Patricia Pina, Clarity AI’s head of product research and innovation, commented: “Although the EET is still being rolled out, a great deal of information can be gained by analysing existing submissions. It highlights the need for continuous clarity on the regulatory requirements of Article 9 funds while illustrating the need for a reliable data source to uncover violations and exposures.”

The analysis was a follow-up to a whitepaper SFDR: Just how sustainable are Article 9 funds? produced by the firm in November 2022 which found nearly 10% of Article 9 funds have more than 10% exposure to fossil fuels. Out of 15,000 funds assessed by Clarity AI, the Article 9 funds were investing in over 1,250 companies that produce or participate in the distribution of fossil fuels. “While some of these companies have a small share of their revenues coming from activities related to fossil fuels, more than 500 companies earn the majority of their revenues from these activities,” the paper said.

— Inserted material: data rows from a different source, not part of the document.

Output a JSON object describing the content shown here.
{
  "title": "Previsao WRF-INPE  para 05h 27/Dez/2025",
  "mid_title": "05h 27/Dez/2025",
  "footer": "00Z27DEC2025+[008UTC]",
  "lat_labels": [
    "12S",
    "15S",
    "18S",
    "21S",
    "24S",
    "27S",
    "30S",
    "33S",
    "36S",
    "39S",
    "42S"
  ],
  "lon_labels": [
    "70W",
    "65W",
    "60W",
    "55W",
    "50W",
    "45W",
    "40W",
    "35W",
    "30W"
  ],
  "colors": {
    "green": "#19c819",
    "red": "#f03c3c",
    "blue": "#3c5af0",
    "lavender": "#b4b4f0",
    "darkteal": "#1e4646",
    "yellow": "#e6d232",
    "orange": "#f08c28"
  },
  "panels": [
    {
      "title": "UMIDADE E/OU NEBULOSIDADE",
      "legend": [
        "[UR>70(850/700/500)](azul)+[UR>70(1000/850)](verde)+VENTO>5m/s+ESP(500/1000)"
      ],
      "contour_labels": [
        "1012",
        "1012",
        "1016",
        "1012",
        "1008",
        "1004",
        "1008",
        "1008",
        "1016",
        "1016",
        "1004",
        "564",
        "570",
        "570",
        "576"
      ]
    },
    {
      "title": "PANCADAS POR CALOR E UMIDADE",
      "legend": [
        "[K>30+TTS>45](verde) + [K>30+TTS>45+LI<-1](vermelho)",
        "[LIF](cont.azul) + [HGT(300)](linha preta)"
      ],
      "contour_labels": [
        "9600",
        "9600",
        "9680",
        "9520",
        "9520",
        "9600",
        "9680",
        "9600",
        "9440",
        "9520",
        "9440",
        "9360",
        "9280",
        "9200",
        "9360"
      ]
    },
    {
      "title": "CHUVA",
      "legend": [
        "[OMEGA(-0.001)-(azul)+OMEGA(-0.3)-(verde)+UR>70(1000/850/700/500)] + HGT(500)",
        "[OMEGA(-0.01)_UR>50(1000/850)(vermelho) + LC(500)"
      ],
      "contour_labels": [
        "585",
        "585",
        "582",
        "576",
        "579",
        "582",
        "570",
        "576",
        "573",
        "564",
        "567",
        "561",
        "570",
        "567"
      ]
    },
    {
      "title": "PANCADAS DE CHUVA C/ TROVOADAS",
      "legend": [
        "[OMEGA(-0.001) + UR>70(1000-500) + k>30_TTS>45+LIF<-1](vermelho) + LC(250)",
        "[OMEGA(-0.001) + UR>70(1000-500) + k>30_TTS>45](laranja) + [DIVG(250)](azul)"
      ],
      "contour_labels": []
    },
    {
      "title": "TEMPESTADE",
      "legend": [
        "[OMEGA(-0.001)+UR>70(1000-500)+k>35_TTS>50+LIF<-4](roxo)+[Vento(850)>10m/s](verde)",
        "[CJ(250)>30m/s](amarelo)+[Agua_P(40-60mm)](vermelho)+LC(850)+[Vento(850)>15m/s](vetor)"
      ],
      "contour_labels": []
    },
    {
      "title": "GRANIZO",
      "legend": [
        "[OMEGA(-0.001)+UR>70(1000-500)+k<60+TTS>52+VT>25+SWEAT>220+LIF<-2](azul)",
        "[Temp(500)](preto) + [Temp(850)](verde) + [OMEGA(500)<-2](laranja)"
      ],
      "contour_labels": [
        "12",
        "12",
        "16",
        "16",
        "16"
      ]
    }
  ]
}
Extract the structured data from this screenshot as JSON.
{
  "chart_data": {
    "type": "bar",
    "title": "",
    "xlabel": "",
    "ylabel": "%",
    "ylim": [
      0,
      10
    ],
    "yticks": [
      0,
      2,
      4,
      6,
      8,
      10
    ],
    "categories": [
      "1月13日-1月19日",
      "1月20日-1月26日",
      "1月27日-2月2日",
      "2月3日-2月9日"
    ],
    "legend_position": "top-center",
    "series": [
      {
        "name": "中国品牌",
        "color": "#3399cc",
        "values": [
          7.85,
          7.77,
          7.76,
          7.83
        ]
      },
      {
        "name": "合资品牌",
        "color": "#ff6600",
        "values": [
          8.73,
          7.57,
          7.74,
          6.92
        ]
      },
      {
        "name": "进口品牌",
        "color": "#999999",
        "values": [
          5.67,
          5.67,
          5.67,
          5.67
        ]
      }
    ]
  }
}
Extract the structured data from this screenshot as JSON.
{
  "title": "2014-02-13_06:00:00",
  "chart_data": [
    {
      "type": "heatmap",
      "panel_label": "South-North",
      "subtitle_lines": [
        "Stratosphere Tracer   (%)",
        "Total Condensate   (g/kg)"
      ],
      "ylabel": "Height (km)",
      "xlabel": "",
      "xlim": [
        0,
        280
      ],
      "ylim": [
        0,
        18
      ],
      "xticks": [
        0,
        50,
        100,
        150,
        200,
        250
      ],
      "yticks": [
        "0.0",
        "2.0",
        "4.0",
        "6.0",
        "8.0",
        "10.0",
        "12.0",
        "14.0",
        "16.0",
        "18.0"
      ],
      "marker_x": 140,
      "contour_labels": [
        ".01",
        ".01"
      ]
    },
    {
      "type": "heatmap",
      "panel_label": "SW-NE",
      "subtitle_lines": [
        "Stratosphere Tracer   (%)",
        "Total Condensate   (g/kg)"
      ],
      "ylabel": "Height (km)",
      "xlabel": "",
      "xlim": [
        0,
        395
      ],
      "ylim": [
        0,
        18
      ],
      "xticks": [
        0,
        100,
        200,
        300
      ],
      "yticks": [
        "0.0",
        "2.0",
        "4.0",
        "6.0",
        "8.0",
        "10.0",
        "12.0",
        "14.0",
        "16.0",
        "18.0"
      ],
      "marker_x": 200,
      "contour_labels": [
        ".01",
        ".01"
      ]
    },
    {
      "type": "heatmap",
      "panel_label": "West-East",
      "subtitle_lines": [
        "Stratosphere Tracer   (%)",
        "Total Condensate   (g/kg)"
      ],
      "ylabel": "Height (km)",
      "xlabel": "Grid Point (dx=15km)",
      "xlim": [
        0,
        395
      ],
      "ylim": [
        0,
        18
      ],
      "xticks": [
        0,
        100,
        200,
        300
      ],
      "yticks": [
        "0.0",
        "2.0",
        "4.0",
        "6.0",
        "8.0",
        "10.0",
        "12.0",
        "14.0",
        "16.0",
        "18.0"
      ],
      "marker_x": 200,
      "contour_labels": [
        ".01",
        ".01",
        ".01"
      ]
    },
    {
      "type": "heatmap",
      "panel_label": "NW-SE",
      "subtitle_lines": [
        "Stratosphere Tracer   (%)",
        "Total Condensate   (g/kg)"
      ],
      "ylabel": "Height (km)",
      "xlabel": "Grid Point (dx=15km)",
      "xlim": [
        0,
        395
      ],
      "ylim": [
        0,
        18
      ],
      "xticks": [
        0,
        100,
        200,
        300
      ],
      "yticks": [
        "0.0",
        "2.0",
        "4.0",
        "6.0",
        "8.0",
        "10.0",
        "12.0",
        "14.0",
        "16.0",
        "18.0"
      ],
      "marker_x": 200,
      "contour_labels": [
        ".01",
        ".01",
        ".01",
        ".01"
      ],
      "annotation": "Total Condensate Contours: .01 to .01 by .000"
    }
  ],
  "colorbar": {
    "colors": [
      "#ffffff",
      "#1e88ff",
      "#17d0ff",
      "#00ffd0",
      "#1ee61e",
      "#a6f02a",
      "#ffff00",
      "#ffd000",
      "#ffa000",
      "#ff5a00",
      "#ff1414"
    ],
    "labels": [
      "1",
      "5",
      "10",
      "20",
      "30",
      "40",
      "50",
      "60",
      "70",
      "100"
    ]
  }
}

At the start of 2023, Level 2 of the EU’s SFDR came into force aimed at boosting transparency requirements for asset managers. It introduced regulatory technical standards (RTS) to be met by fund providers, which means they will need to supply detailed sustainability-related disclosure obligations, and complete mandatory reporting templates.

The European Commission was forced to respond to requests for clarification around Article 9 in June 2022 as commentators said there was no threshold for funds to be categorised in the ‘darkest green’ category: “For the avoidance of doubt, as stated by the European Commission in its SFDR Q&A from July 2021, financial products that have sustainable investment as an objective should only make sustainable investments,” the Commission said.

Nonetheless, the back-end of last year saw a string of funds being downgraded from Article 9 as asset manager anticipated the Level 2 SFDR rules coming in.

Last year, non-profit Reclaim Finance flagged research by Follow the Money that found nearly half of the 838 European funds – home to some €620bn in assets – classified as Article 9 under SFDR have exposure to aviation or fossil fuels.